Marriott, H.; Duchesne, M.; Moitra, S.; Okoye, I.; Gerla, L.; Mayers, I.; Moolji, J.; Adatia, A.; Lacy, P. Upper Airway Alarmin Cytokine Expression in Asthma of Different Severities. J. Clin. Med.2024, 13, 3721.
Marriott, H.; Duchesne, M.; Moitra, S.; Okoye, I.; Gerla, L.; Mayers, I.; Moolji, J.; Adatia, A.; Lacy, P. Upper Airway Alarmin Cytokine Expression in Asthma of Different Severities. J. Clin. Med. 2024, 13, 3721.
Marriott, H.; Duchesne, M.; Moitra, S.; Okoye, I.; Gerla, L.; Mayers, I.; Moolji, J.; Adatia, A.; Lacy, P. Upper Airway Alarmin Cytokine Expression in Asthma of Different Severities. J. Clin. Med.2024, 13, 3721.
Marriott, H.; Duchesne, M.; Moitra, S.; Okoye, I.; Gerla, L.; Mayers, I.; Moolji, J.; Adatia, A.; Lacy, P. Upper Airway Alarmin Cytokine Expression in Asthma of Different Severities. J. Clin. Med. 2024, 13, 3721.
Abstract
Background: The secretion of alarmin cytokines by epithelial cells, including thymic stromal lymphopoietin (TSLP), interleukin (IL)-25, and IL-33, heralds the onset of the inflammatory cascade and immune effector infiltration in asthma. However, alarmin cytokine expression in the upper airways in asthma remains largely unknown.
Methods: We recruited 40 participants with asthma who were categorized into four severity groups as per the Global Initiative for Asthma (GINA) classifications (10 in each group of GINA-1/2, -3, -4, and -5). Cells were derived from buccal, nasal and throat brushings, and intracellular alarmin cytokine expression (TSLP, IL-25, and IL-33) was assessed in cytokeratin 8+ (Ck8+) epithelial cells immediately after collection using flow cytometry with fluorescence minus one (FMO) controls. We assessed differences in alarmin cytokine expressions across asthma severity using quantile regression adjusted for age and sex.
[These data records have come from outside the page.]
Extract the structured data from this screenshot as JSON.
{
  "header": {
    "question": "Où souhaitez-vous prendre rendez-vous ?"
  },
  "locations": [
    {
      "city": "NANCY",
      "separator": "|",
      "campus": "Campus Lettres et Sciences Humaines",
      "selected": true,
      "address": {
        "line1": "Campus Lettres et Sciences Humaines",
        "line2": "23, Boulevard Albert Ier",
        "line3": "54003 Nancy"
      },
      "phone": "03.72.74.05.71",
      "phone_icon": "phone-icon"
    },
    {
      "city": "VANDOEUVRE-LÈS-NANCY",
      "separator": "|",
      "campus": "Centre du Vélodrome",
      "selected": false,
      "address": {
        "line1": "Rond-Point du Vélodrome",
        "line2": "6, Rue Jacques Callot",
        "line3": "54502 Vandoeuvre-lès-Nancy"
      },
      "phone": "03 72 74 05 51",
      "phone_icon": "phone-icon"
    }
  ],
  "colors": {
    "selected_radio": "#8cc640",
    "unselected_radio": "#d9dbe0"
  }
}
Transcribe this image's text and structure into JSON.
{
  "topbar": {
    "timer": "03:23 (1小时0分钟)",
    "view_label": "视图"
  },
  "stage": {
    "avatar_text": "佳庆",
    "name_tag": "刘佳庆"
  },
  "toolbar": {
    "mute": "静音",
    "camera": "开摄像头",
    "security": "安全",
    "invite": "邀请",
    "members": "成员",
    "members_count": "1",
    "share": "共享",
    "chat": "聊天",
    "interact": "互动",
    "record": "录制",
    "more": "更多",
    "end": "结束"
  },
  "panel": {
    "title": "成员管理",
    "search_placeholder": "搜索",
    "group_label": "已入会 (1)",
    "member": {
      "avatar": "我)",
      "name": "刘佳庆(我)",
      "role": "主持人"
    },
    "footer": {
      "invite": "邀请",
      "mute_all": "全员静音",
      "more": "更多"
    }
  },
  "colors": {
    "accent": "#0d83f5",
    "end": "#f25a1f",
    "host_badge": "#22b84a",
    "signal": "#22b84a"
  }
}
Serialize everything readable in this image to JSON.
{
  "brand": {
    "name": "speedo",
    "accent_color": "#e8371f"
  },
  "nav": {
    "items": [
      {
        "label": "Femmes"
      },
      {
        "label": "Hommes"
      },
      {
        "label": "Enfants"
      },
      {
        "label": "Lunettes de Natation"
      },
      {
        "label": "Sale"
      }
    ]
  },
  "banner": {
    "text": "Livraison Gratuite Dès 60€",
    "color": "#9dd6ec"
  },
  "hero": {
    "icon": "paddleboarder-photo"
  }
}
Results: Of all patients, 24 (60%) were females with a mean (standard deviation [SD]) age of 41 (16) years. TSLP levels in Ck8+ epithelial cells in nasal samples of GINA-5 patients were significantly (p=0.03) higher than other GINA groups after adjusting for age and sex but did not differ between patients with and without nasal comorbidities. However, we did not find any significant changes in TSLP levels in Ck8+ epithelial cells in buccal and throat samples across GINA groups. IL-25 or IL-33 (obtained from nasal, buccal, and throat epithelial cell samples) were not significantly different across GINA groups.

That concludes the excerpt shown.